Optimal way to modify a list in a function without copy in R


I am writing a package where I need to modify a big list through a series of functions. What are the possible ways to achieve this?

I am attaching my implementation but not sure if this is the optimum.

##' @export
test <- function(param = TRUE){
  x <- list("a"= data.frame(a1 = c(1,2), a2 = c(1,1)),
            "b"= data.frame(b1 = c(2,3), b2 = c(1,2)))
  message(paste("in test() function, references to x[[1]]:", inspect(x)[["children"]][[1]][["address"]]))
  message(paste("in test() function, references to x[[2]]:", inspect(x)[["children"]][[2]][["address"]]))
  for(name in names(x)) updateList(x, name)
  message(paste("in test() function, post update references to x[[1]]:", inspect(x)[["children"]][[1]][["address"]]))
  message(paste("in test() function, post update references to x[[2]]:", inspect(x)[["children"]][[2]][["address"]]))
  x
}

updateList <- function(x, name){
  message(paste("updateList() references to x[[1]]:", inspect(x)[["children"]][[1]][["address"]]))
  message(paste("updateList() references to x[[2]]:", inspect(x)[["children"]][[2]][["address"]]))
  newdf <- rbind(x[[name]], c(4,4))
  assign("temp", newdf, envir = parent.frame(n = 1))
  with(parent.frame(n = 1), x[[name]] <- temp)
  invisible(NULL)
}

In the Console, when I run test()

> library(pryr)
> test()
in test() function, references to x[[1]]: 0x55d66ce9dd98
in test() function, references to x[[2]]: 0x55d670954508
updateList() references to x[[1]]: 0x55d66ce9dd98
updateList() references to x[[2]]: 0x55d670954508
updateList() references to x[[1]]: 0x55d66fca1688
updateList() references to x[[2]]: 0x55d670954508
in test() function, post update references to x[[1]]: 0x55d66fca1688
in test() function, post update references to x[[2]]: 0x55d66ffb8208
$a
  a1 a2
1  1  1
2  2  1
3  4  4

$b
  b1 b2
1  2  1
2  3  2
3  4  4

Is there a way to make sure that R is not copying? How to know if it has created copies in-between?
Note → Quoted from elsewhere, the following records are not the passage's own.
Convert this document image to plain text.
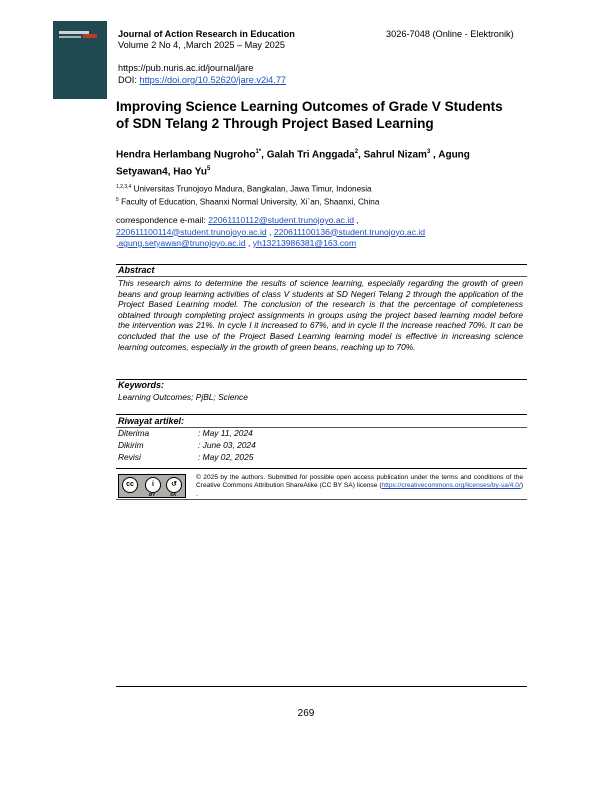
Journal of Action Research in Education	3026-7048 (Online - Elektronik)
Volume 2 No 4, ,March 2025 – May 2025
https://pub.nuris.ac.id/journal/jare
DOI: https://doi.org/10.52620/jare.v2i4.77
Improving Science Learning Outcomes of Grade V Students
of SDN Telang 2 Through Project Based Learning
Hendra Herlambang Nugroho$^{1*}$, Galah Tri Anggada$^2$, Sahrul Nizam$^3$ , Agung Setyawan4, Hao Yu$^5$
$^{1,2,3,4}$ Universitas Trunojoyo Madura, Bangkalan, Jawa Timur, Indonesia
$^5$ Faculty of Education, Shaanxi Normal University, Xi`an, Shaanxi, China
correspondence e-mail: 22061110112@student.trunojoyo.ac.id ,
220611100114@student.trunojoyo.ac.id , 220611100136@student.trunojoyo.ac.id
,agung.setyawan@trunojoyo.ac.id , yh13213986381@163.com
Abstract
This research aims to determine the results of science learning, especially regarding the growth of green beans and group learning activities of class V students at SD Negeri Telang 2 through the application of the Project Based Learning model. The conclusion of the research is that the percentage of completeness obtained through completing project assignments in groups using the project based learning model before the intervention was 21%. In cycle I it increased to 67%, and in cycle II the increase reached 70%. It can be concluded that the use of the Project Based Learning learning model is effective in increasing science learning outcomes, especially in the growth of green beans, reaching up to 70%.
Keywords:
Learning Outcomes; PjBL; Science
Riwayat artikel:
Diterima	: May 11, 2024
Dikirim	: June 03, 2024
Revisi	: May 02, 2025
cc	i	↺
BY	SA
© 2025 by the authors. Submitted for possible open access publication under the terms and conditions of the Creative Commons Attribution ShareAlike (CC BY SA) license (https://creativecommons.org/licenses/by-sa/4.0/) .
269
As suggested by @len-greski, we can see the address of each element, We can see that at each iteration only one data-frame is copied and rests aren't.


Solution

  • Using environment is a good option.

    k <- lapply(1:100000, identity)
    names(k) <- as.character(1:length(k))
    f <- function(x, i){x[[i]] <- x[[i]]*2; x}
    system.time(for(i in 1:length(k)) f(k, as.character(i)))
    

    This takes almost 2.5 sec on my machine.

    e2 <- list2env(k, hash = FALSE)
    system.time(for(i in 1:length(k)) f(e2, as.character(i)))
    

    With environment it takes 0.3 seconds. 10 times faster!! With hash = TRUE, it is 100 times faster.